4. The wireless communication method of claim 3, wherein the available time percentage is calculated according to the number of OBSS corresponding to the station and a percentage used to transmit Bluetooth packets in airtime.

5. The wireless communication method of claim 1, wherein the current link mode is 2*2 multi-in-multi-out (MIMO) with 2.4 GHz band, the at least one candidate link mode comprises 2*2 MIMO with 5 GHz band, or a simultaneous transmit and receive (STR)/enhanced multi-link single radio (eMLSR) mode with 2.4 GHz band and 5 GHz band.

6. The wireless communication method of claim 1, wherein the current link mode is a STR/eMLSR mode with 2.4 GHz band and 5 GHz band, and the at least one candidate link mode comprises 2*2 MIMO with 2.4 GHz band or 2*2 MIMO with 5 GHz band.

7. The wireless communication method of claim 1, wherein the current link mode is 2*2 MIMO with 5 GHz band, and the at least one candidate link mode comprises 2*2 MIMO with 2.4 GHz band, 2*2 MIMO with 6 GHz band, a STR/eMLSR mode with 2.4 GHz band and 5 GHz band, or an eMLSR mode with 5 GHz band and 6 GHz band.

8. The wireless communication method of claim 1, wherein the current link mode is an eMLSR mode with 2.4 GHz band and 5 GHz band, and the at least one candidate link mode comprises 2*2 MIMO with 5 GHz band or 2*2 MIMO with 6 GHz band.

9. The wireless communication method of claim 1, wherein the current link mode is 2*2 MIMO with 6 GHz band, and the at least one candidate link mode comprises 2*2 MIMO with 5 GHz band, or an eMLSR mode with 5 GHz band and 6 GHz band.

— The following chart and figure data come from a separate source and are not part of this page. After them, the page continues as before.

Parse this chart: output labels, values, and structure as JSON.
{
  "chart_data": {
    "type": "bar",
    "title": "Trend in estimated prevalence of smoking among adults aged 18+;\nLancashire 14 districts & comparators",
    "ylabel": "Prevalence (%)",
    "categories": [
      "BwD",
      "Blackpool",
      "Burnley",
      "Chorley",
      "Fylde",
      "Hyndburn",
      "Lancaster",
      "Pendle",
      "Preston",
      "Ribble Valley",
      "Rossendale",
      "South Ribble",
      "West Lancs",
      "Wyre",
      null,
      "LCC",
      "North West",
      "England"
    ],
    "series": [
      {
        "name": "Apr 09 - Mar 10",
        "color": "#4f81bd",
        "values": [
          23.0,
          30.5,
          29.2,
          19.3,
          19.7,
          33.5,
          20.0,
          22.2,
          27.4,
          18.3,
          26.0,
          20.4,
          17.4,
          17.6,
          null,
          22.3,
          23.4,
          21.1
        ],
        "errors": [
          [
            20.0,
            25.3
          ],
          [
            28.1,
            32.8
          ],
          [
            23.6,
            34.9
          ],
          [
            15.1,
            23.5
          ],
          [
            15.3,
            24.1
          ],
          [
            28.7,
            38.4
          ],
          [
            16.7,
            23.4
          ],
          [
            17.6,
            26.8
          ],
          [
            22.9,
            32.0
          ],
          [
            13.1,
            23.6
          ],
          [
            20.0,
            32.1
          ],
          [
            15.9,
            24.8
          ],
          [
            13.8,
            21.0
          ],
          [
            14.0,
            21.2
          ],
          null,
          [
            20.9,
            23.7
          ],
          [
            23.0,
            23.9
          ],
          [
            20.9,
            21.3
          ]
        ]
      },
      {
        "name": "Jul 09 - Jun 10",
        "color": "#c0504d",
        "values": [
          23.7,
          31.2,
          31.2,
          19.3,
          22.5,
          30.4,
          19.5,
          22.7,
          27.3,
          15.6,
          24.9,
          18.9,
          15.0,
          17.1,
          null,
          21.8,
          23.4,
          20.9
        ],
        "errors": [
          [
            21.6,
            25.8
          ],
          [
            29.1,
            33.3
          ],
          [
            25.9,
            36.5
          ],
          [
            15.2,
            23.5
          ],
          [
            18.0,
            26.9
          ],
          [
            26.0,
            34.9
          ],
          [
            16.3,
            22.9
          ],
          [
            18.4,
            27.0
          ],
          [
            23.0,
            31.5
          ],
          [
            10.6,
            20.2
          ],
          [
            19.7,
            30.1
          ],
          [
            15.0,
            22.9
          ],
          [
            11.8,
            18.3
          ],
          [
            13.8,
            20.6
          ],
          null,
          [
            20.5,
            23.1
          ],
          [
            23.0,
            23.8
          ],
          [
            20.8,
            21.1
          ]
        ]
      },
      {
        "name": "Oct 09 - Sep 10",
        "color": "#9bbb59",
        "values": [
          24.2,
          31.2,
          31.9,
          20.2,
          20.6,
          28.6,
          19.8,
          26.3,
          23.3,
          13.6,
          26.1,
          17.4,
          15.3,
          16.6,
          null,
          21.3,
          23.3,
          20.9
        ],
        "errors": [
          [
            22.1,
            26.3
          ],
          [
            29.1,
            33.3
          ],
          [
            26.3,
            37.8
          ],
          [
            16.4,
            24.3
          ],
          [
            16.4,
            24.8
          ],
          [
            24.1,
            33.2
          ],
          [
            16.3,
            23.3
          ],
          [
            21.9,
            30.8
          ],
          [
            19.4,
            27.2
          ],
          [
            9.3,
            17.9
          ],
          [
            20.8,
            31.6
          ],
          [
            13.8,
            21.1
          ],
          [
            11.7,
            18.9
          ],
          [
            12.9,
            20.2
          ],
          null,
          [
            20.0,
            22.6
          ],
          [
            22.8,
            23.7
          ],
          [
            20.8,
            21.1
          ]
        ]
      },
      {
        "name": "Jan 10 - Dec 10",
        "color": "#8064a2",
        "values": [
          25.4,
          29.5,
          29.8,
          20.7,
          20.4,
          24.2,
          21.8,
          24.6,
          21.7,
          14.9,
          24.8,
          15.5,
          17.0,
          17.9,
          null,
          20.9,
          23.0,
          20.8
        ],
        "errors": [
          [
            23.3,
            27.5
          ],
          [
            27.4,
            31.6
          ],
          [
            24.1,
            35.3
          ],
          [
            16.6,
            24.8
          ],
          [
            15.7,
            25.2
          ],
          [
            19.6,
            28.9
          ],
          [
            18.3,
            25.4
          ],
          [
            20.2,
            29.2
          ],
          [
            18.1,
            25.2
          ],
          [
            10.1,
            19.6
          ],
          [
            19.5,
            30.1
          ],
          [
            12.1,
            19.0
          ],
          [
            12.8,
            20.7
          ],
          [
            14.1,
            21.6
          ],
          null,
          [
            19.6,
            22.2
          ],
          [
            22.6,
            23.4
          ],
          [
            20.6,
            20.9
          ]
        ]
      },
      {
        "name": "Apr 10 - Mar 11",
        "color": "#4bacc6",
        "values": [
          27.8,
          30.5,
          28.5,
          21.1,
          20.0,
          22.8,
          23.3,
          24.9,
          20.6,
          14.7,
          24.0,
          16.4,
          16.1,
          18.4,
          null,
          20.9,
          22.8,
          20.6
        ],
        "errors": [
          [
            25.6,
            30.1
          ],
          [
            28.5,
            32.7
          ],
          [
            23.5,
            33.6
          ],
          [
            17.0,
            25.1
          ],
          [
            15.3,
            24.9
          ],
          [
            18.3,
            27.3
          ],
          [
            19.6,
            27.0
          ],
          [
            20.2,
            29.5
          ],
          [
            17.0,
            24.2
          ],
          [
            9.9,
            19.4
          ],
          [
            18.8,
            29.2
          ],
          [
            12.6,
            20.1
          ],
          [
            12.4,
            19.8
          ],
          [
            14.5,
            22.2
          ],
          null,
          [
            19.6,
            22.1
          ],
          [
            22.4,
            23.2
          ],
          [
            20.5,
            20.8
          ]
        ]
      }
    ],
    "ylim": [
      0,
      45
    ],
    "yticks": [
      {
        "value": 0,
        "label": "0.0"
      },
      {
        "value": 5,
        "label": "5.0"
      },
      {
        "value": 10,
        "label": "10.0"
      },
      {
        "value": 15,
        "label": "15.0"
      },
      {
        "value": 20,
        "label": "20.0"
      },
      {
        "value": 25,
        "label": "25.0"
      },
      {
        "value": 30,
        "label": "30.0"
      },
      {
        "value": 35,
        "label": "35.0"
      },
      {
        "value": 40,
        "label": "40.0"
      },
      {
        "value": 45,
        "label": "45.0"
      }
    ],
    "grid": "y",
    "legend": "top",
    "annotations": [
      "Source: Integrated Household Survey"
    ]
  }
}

10. A circuitry, configured to perform the steps of: establishing multiple links with an access point, wherein the multiple links have a current link mode;determining performance of the current link mode and at least one candidate link mode, wherein frequency band (s) corresponding to the current link mode and the at least one candidate link mode are not the same; andif the performance of one of the at least one candidate link mode is greater than the performance of the current link mode, switching the link mode of the multiple links, without reconnecting to the access point, so that the one of the at least one candidate link mode serves as the current link mode to communicate with the access point.

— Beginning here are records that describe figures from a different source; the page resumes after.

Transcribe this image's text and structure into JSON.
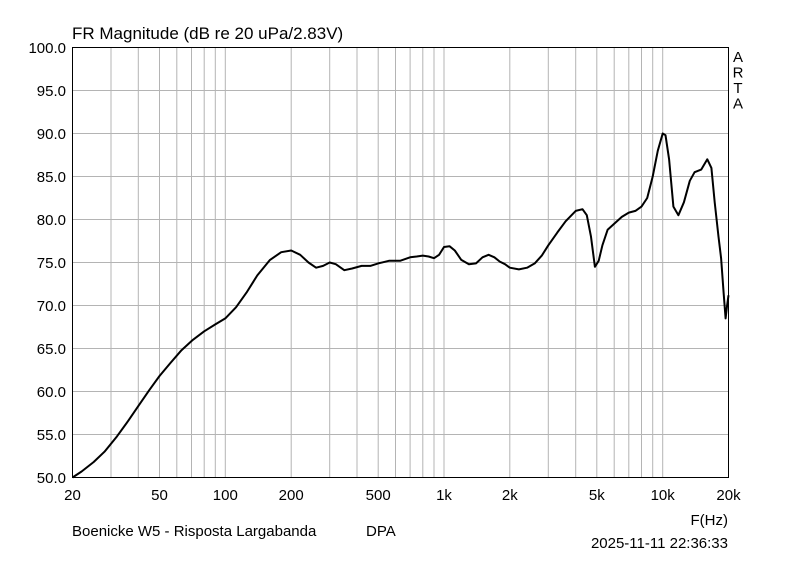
{
  "chart_data": {
    "type": "line",
    "title": "FR Magnitude (dB re 20 uPa/2.83V)",
    "xlabel": "F(Hz)",
    "ylabel": "",
    "x_scale": "log",
    "xlim": [
      20,
      20000
    ],
    "ylim": [
      50,
      100
    ],
    "grid": true,
    "x_ticks": [
      20,
      50,
      100,
      200,
      500,
      1000,
      2000,
      5000,
      10000,
      20000
    ],
    "x_tick_labels": [
      "20",
      "50",
      "100",
      "200",
      "500",
      "1k",
      "2k",
      "5k",
      "10k",
      "20k"
    ],
    "y_ticks": [
      50,
      55,
      60,
      65,
      70,
      75,
      80,
      85,
      90,
      95,
      100
    ],
    "y_tick_labels": [
      "50.0",
      "55.0",
      "60.0",
      "65.0",
      "70.0",
      "75.0",
      "80.0",
      "85.0",
      "90.0",
      "95.0",
      "100.0"
    ],
    "side_label": [
      "A",
      "R",
      "T",
      "A"
    ],
    "footer_left": "Boenicke W5 - Risposta Largabanda",
    "footer_mid": "DPA",
    "footer_right": "2025-11-11  22:36:33",
    "series": [
      {
        "x": [
          20,
          22,
          25,
          28,
          32,
          36,
          40,
          45,
          50,
          56,
          63,
          71,
          80,
          90,
          100,
          112,
          125,
          140,
          160,
          180,
          200,
          220,
          240,
          260,
          280,
          300,
          320,
          350,
          380,
          420,
          460,
          500,
          560,
          630,
          700,
          750,
          800,
          850,
          900,
          950,
          1000,
          1060,
          1120,
          1200,
          1300,
          1400,
          1500,
          1600,
          1700,
          1800,
          1900,
          2000,
          2200,
          2400,
          2600,
          2800,
          3000,
          3300,
          3600,
          4000,
          4300,
          4500,
          4700,
          4900,
          5100,
          5300,
          5600,
          6000,
          6500,
          7000,
          7500,
          8000,
          8500,
          9000,
          9500,
          10000,
          10300,
          10700,
          11200,
          11800,
          12500,
          13300,
          14000,
          15000,
          16000,
          16700,
          17300,
          18000,
          18500,
          19000,
          19400,
          19700,
          20000
        ],
        "y": [
          50.0,
          50.7,
          51.8,
          53.0,
          54.8,
          56.6,
          58.3,
          60.2,
          61.8,
          63.3,
          64.8,
          66.0,
          67.0,
          67.8,
          68.5,
          69.8,
          71.5,
          73.5,
          75.3,
          76.2,
          76.4,
          75.9,
          75.0,
          74.4,
          74.6,
          75.0,
          74.8,
          74.1,
          74.3,
          74.6,
          74.6,
          74.9,
          75.2,
          75.2,
          75.6,
          75.7,
          75.8,
          75.7,
          75.5,
          75.9,
          76.8,
          76.9,
          76.4,
          75.3,
          74.8,
          74.9,
          75.6,
          75.9,
          75.6,
          75.1,
          74.8,
          74.4,
          74.2,
          74.4,
          74.9,
          75.8,
          77.0,
          78.5,
          79.8,
          81.0,
          81.2,
          80.5,
          78.0,
          74.5,
          75.2,
          77.0,
          78.8,
          79.5,
          80.3,
          80.8,
          81.0,
          81.5,
          82.5,
          85.0,
          88.0,
          90.0,
          89.8,
          87.0,
          81.5,
          80.5,
          82.0,
          84.5,
          85.5,
          85.8,
          87.0,
          86.0,
          82.0,
          78.0,
          75.5,
          71.5,
          68.5,
          70.0,
          71.2
        ]
      }
    ]
  }
}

11. The circuitry of claim 10, wherein the performance of the current link mode and the performance of the at least one candidate link mode is calculated according a throughput of a station and an available time percentage.

12. The circuitry of claim 11, wherein the available time percentage is calculated according to a number of overlapping basic service set (OBSS) corresponding to the station.

13. The circuitry of claim 12, wherein the available time percentage is calculated according to the number of OBSS corresponding to the station and a percentage used to transmit Bluetooth packets in airtime.

14. The circuitry of claim 10, wherein the current link mode is 2*2 multi-in-multi-out (MIMO) with 2.4 GHz band, the at least one candidate link mode comprises 2*2 MIMO with 5GHz band, or a simultaneous transmit and receive (STR)/enhanced multi-link single radio (eMLSR) mode with 2.4 GHz band and 5 GHz band.

15. The circuitry of claim 10, wherein the current link mode is a STR/eMLSR mode with 2.4 GHz band and 5 GHz band, and the at least one candidate link mode comprises 2*2 MIMO with 2.4 GHz band or 2*2 MIMO with 5 GHz band.

16. The circuitry of claim 10, wherein the current link mode is 2*2 MIMO with 5 GHz band, and the at least one candidate link mode comprises 2*2 MIMO with 2.4 GHz band, 2*2 MIMO with 6 GHz band, a STR/eMLSR mode with 2.4 GHz band and 5 GHz band, or an eMLSR mode with 5 GHz band and 6 GHz band.

17. The circuitry of claim 10, wherein the current link mode is an eMLSR mode with 2.4 GHz band and 5 GHz band, and the at least one candidate link mode comprises 2*2 MIMO with 5 GHz band or 2*2 MIMO with 6 GHz band.

18. The circuitry of claim 10, wherein the current link mode is 2*2 MIMO with 6 GHz band, and the at least one candidate link mode comprises 2*2 MIMO with 5 GHz band, or an eMLSR mode with 5 GHz band and 6 GHz band.